International Environmental Policy and Law
International Environmental Policy and Law
NRE 559 - International Environmental Policy and Law
*This course is being offered F09*
This course will examine how society manages - and sometimes fails to manage - environmental issues that fall beyond the authority or capability of a single national government. The course will examine relevant theoretical literatures from political science, law, and policy analysis, in order to characterize the systematic problems of making and implementing international policy to manage collective risks and resources; examine the approaches that have been proposed to mitigate these problems; and assess the available evidence of the effectiveness of these approaches.

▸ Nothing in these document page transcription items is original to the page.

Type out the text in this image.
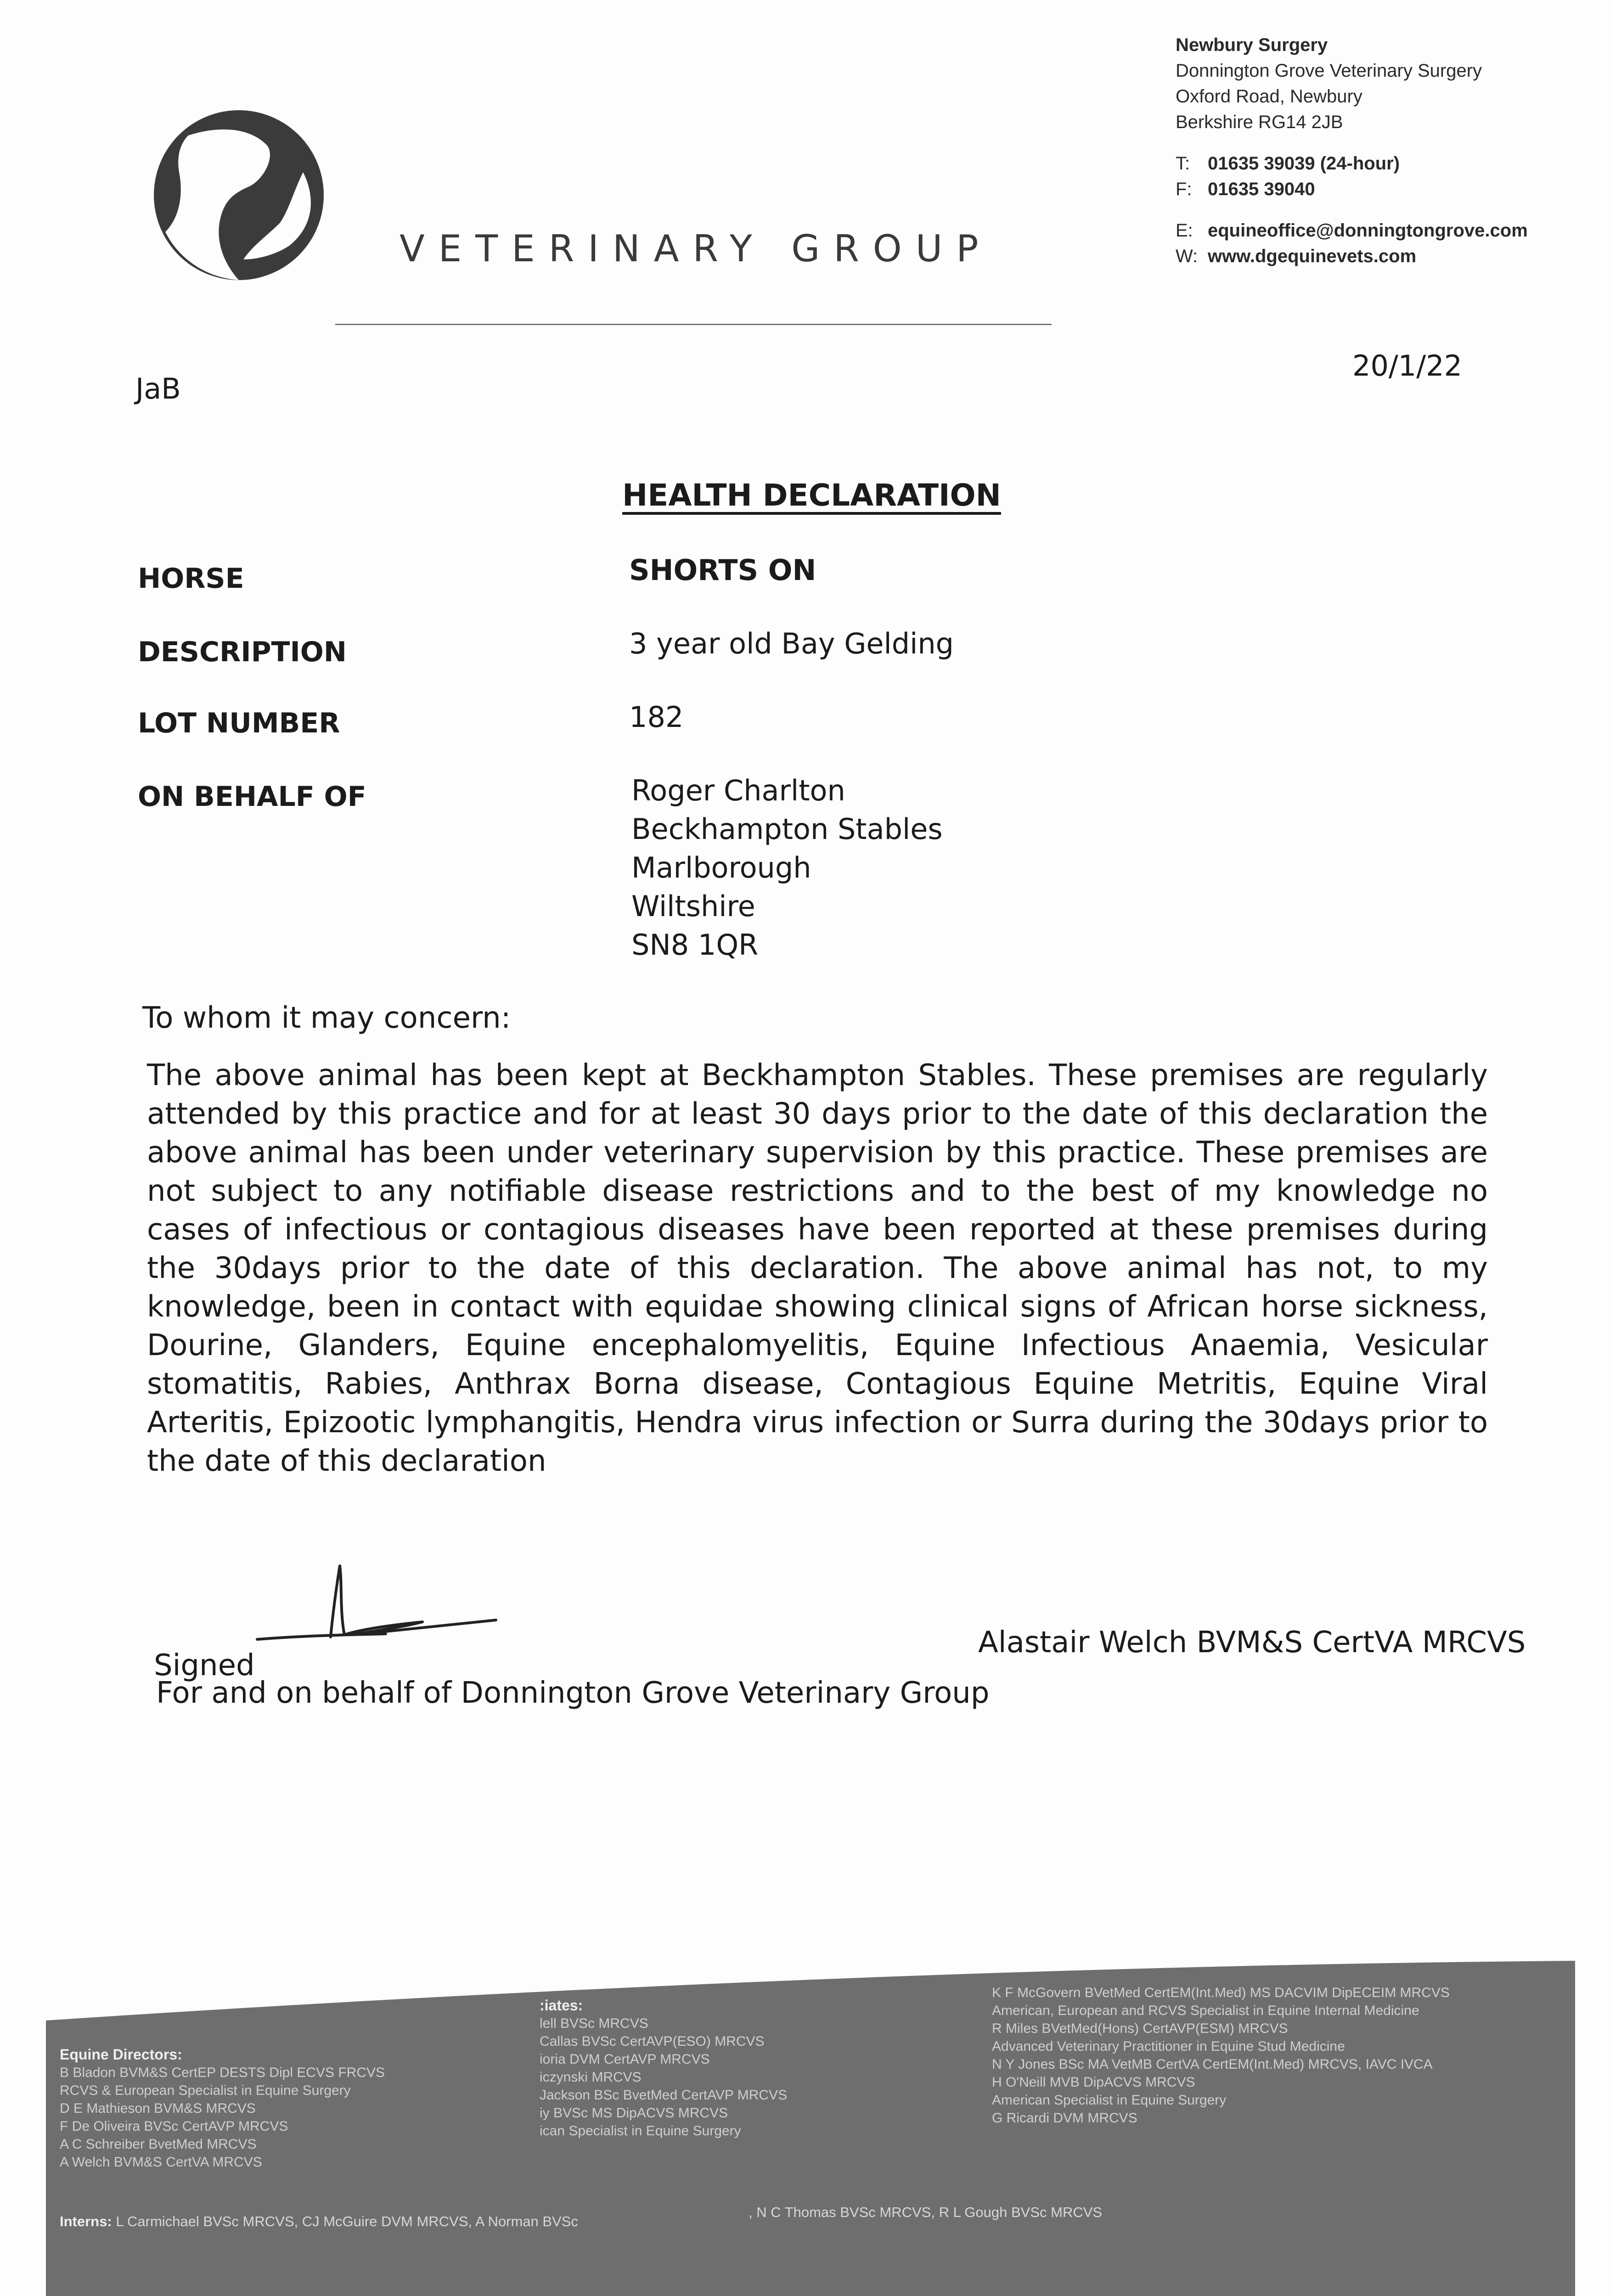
VETERINARY GROUP
Newbury Surgery
Donnington Grove Veterinary Surgery
Oxford Road, Newbury
Berkshire RG14 2JB
T: 01635 39039 (24-hour)
F: 01635 39040
E: equineoffice@donningtongrove.com
W: www.dgequinevets.com
JaB
20/1/22
HEALTH DECLARATION
HORSE	SHORTS ON
DESCRIPTION	3 year old Bay Gelding
LOT NUMBER	182
ON BEHALF OF	Roger Charlton
Beckhampton Stables
Marlborough
Wiltshire
SN8 1QR
To whom it may concern:
The above animal has been kept at Beckhampton Stables. These premises are regularly attended by this practice and for at least 30 days prior to the date of this declaration the above animal has been under veterinary supervision by this practice. These premises are not subject to any notifiable disease restrictions and to the best of my knowledge no cases of infectious or contagious diseases have been reported at these premises during the 30days prior to the date of this declaration. The above animal has not, to my knowledge, been in contact with equidae showing clinical signs of African horse sickness, Dourine, Glanders, Equine encephalomyelitis, Equine Infectious Anaemia, Vesicular stomatitis, Rabies, Anthrax Borna disease, Contagious Equine Metritis, Equine Viral Arteritis, Epizootic lymphangitis, Hendra virus infection or Surra during the 30days prior to the date of this declaration
Signed
For and on behalf of Donnington Grove Veterinary Group
Alastair Welch BVM&S CertVA MRCVS
Equine Directors:
B Bladon BVM&S CertEP DESTS Dipl ECVS FRCVS
RCVS & European Specialist in Equine Surgery
D E Mathieson BVM&S MRCVS
F De Oliveira BVSc CertAVP MRCVS
A C Schreiber BvetMed MRCVS
A Welch BVM&S CertVA MRCVS
:iates:
lell BVSc MRCVS
Callas BVSc CertAVP(ESO) MRCVS
ioria DVM CertAVP MRCVS
iczynski MRCVS
Jackson BSc BvetMed CertAVP MRCVS
iy BVSc MS DipACVS MRCVS
ican Specialist in Equine Surgery
K F McGovern BVetMed CertEM(Int.Med) MS DACVIM DipECEIM MRCVS
American, European and RCVS Specialist in Equine Internal Medicine
R Miles BVetMed(Hons) CertAVP(ESM) MRCVS
Advanced Veterinary Practitioner in Equine Stud Medicine
N Y Jones BSc MA VetMB CertVA CertEM(Int.Med) MRCVS, IAVC IVCA
H O'Neill MVB DipACVS MRCVS
American Specialist in Equine Surgery
G Ricardi DVM MRCVS
Interns: L Carmichael BVSc MRCVS, CJ McGuire DVM MRCVS, A Norman BVSc
, N C Thomas BVSc MRCVS, R L Gough BVSc MRCVS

Topics to be considered will include scientific and technical assessment, negotiation of formal treaties as well as declarations, statements of principle, workplans, and other soft-law instruments; the establishment and management of international organizations; implementation and compliance systems, and initiatives by non-state actors as alternatives or supplements to government action; and the linkage of international environmental issues to issues of trade, international economic policy, security, and development. In addition, the course will examine past and present policy on several international environmental issues (including both pollution and resource-management issues). For each issue considered, the course will take distinct perspectives of description, explanation, and assessment. We will describe the history and present status of attempts to manage the issue, and our knowledge about it. We will employ casual reasoning, attempting to explain the policy outcomes we see. And we will look to assess the effectiveness with which the issue is being managed, relative to its apparent severity and urgency. Overall, the perspective of the course will be synthetic: it will seek to apply insights from research and scholarship to help advance practical understanding of what is happening, why, and how things might be done better. The bridge between theory and practice will go both ways: we will both use theoretical concepts to help understand specific issues, and use the evidence from these issues to help criticize and refine theoretical claims.